En esta ocasión nos pusimos en los zapatos de Arleth Peñuelas, quien desde hace ocho años se dedica a la decoración y personalización de globos para todo tipo de celebraciones.
Aunque muchos piensan que su trabajo consiste únicamente en inflar globos, detrás de cada entrega existen horas de diseño, planeación, creatividad y atención a los detalles.

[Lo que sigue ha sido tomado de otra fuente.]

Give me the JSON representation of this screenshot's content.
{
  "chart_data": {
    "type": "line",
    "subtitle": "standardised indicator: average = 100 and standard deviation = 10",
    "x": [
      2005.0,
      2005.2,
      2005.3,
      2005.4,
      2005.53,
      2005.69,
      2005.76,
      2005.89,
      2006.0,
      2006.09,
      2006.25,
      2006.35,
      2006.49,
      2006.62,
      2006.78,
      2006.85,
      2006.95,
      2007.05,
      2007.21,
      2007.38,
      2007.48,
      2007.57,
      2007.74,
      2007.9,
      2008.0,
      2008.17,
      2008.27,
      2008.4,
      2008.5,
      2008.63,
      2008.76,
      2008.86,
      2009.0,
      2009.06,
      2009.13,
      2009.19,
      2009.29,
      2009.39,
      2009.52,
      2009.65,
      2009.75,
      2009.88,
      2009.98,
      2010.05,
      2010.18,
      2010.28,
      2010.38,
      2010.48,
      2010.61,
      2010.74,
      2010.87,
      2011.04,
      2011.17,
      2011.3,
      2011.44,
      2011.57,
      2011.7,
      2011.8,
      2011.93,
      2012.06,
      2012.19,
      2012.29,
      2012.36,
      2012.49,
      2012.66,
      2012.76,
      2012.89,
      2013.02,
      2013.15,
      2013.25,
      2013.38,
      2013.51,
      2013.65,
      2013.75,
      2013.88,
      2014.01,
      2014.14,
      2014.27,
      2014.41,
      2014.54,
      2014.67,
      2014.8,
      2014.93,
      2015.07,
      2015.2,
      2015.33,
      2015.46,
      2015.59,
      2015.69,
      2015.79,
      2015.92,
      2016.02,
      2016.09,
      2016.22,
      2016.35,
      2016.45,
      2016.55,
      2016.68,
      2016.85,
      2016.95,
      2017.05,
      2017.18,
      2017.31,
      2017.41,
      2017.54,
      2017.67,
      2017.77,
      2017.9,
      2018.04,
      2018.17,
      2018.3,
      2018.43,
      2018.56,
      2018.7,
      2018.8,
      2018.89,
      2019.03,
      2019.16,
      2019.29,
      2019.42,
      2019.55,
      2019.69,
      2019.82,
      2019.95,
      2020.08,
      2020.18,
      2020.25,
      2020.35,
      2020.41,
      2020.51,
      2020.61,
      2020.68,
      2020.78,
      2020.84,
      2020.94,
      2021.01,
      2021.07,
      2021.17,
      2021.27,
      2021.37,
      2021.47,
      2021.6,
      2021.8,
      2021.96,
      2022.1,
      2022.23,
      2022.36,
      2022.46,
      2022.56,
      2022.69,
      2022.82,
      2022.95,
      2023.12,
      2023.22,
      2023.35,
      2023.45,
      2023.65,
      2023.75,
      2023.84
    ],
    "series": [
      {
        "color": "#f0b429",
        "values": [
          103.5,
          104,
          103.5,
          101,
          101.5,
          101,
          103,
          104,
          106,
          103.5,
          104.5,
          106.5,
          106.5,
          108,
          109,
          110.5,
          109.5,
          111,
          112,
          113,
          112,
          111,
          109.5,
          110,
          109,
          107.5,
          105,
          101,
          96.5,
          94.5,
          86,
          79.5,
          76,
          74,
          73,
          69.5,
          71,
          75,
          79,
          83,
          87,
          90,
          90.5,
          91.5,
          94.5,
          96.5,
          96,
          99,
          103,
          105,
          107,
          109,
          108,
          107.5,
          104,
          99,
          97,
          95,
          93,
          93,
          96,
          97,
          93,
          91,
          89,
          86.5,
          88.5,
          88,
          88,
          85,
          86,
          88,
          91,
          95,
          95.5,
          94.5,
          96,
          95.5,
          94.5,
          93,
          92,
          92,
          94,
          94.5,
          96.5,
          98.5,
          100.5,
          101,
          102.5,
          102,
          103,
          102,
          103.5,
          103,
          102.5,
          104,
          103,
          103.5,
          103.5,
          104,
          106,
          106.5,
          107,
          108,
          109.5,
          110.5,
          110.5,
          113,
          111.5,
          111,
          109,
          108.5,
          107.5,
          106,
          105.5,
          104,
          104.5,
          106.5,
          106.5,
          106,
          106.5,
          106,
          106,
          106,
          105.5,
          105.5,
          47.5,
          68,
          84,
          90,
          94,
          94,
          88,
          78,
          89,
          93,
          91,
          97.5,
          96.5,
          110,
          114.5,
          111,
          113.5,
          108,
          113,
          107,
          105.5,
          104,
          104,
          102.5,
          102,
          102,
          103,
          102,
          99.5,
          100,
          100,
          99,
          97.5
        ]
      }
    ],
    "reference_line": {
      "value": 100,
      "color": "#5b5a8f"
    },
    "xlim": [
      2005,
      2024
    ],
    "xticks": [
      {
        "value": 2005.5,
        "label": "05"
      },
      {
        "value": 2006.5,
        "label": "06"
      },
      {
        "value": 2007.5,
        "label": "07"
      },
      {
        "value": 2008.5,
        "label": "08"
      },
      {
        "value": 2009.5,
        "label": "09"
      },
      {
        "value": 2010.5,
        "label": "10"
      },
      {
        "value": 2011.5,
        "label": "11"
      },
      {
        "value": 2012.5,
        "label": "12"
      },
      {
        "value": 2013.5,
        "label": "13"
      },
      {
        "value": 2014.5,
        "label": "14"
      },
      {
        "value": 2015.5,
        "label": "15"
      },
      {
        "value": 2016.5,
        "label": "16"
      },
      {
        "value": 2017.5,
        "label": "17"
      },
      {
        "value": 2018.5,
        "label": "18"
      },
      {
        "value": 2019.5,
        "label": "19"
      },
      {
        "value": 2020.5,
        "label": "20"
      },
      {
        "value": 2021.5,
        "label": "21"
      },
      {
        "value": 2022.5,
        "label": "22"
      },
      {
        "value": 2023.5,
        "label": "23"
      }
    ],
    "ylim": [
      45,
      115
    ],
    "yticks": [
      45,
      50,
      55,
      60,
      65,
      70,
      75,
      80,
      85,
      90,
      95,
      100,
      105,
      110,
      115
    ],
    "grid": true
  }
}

Un oficio que exige dedicación
Ser globera requiere mucho más que habilidad manual. Es necesario mantenerse actualizada en las tendencias, aprender nuevas técnicas y estar en constante práctica.
Además, los globos deben elaborarse en tiempos muy específicos, ya que los arreglos tienen un tiempo de vida limitado y la calidad del producto depende de que sea preparado lo más recientemente posible.
Nos pusimos en sus zapatos: aprendimos a personalizar
Durante esta experiencia también tuvimos la oportunidad de convertirnos, por un momento, en parte de su mundo. Arleth nos mostró el proceso para personalizar un globo, desde la colocación de los viniles y las frases hasta los detalles que hacen único cada diseño.
Aunque parece una tarea sencilla, cada trabajo requiere paciencia, precisión y creatividad.
Creando momentos especiales
Para quienes se dedican a este oficio, cada entrega representa una gran responsabilidad, ya que formará parte de cumpleaños, graduaciones, aniversarios y momentos inolvidables para sus clientes.
Por ello, cada detalle es cuidado con esmero para cumplir las expectativas de quienes confían en su trabajo.
Colores que crean recuerdos
En los zapatos de una globera descubrimos que detrás de cada arreglo y cada decoración existen horas de trabajo, creatividad y dedicación.
Un oficio que no solo llena de color los espacios, sino que también forma parte de los recuerdos y las emociones de quienes celebran los momentos más importantes de su vida.